** IGNORE LINE **
** IGNORE LINE **
** IGNORE LINE **
The phenotype of the patient (C157), carrying the c.70C > T mutation, is in agreement with the suggested genotype-phenotype correlation where a milder form of polyposis is proposed to be caused by mutations in the 5' end of the gene. A model for the attenuated phenotype in patients carrying mutations in the first four exons of APC have been suggested by Heppner Goss et al [42], in which the internal ATG at codon 184 could be used as an alternative translation initiation codon in the allele carrying a truncating mutation upstream of this site (Figure 1). Such an alternative start of translation would supply the cell with an APC protein of almost full length, thus explaining the attenuated phenotype. Patient C159, with the most 3' localized mutation was a case of attenuated FAP (100–1000 polyps, 46 years of age at diagnosis). In family 1 (reduced expression of APC), patient C152 displayed a classical FAP phenotype including a large number of polyps, duodenal adenomas, and fundic gland polyps (Additional file 1).

The APC- and MUTYH-mutation negative patients all display an attenuated form of disease with a low number of polyps, comparably high age at diagnosis, and a low frequency of extracolonic manifestations. Whether these patients really are affected by APC-associated FAP can (of course) be called into question. However, among attenuated cases of FAP in these study we have found very subtle mutations such as the mosaic case as well as the c.70C > T mutation and splice-site mutations. Considering these facts, at least some of the cases could be caused by mutations in APC resulting in only partially inactivation of the gene function. Since the main purpose of this study was to achieve as high mutation-detection rate as possible in families with colorectal polyposis syndromes, using a range of different molecular genetic techniques, we have not yet performed any further analyses of the relatively few mutation negative cases to determine if they belong to non-polyposis CRC syndromes.

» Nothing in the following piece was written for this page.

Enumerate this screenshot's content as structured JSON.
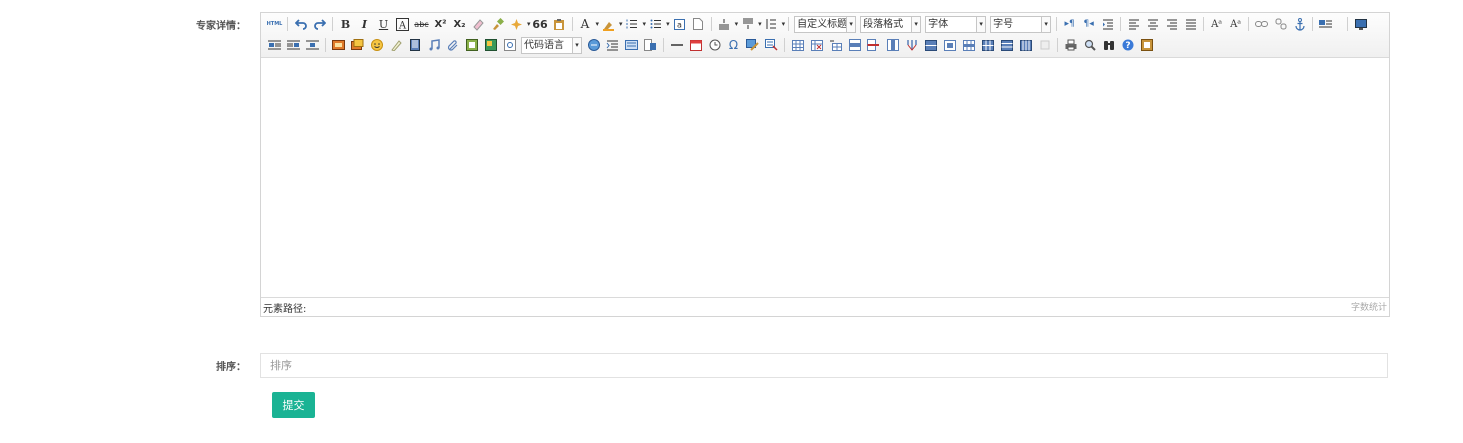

Large deletions of the APC gene

The fraction of large deletions of all APC mutations identified in the Swedish patients was 9%, which is higher than the 5% of large deletions reported in [38]. The relatively large number of gross deletions identified could be a result of the thorough analysis applied for every patient, including the use of the MLPA technique. It is noteworthy that no deletion of APC exon 4 in patient 3765 was detected using MLPA although it had been identified and confirmed by other methods. A still untested possibility is that exon 4 has been translocated to another chromosomal locus and thus generates the positive MLPA result.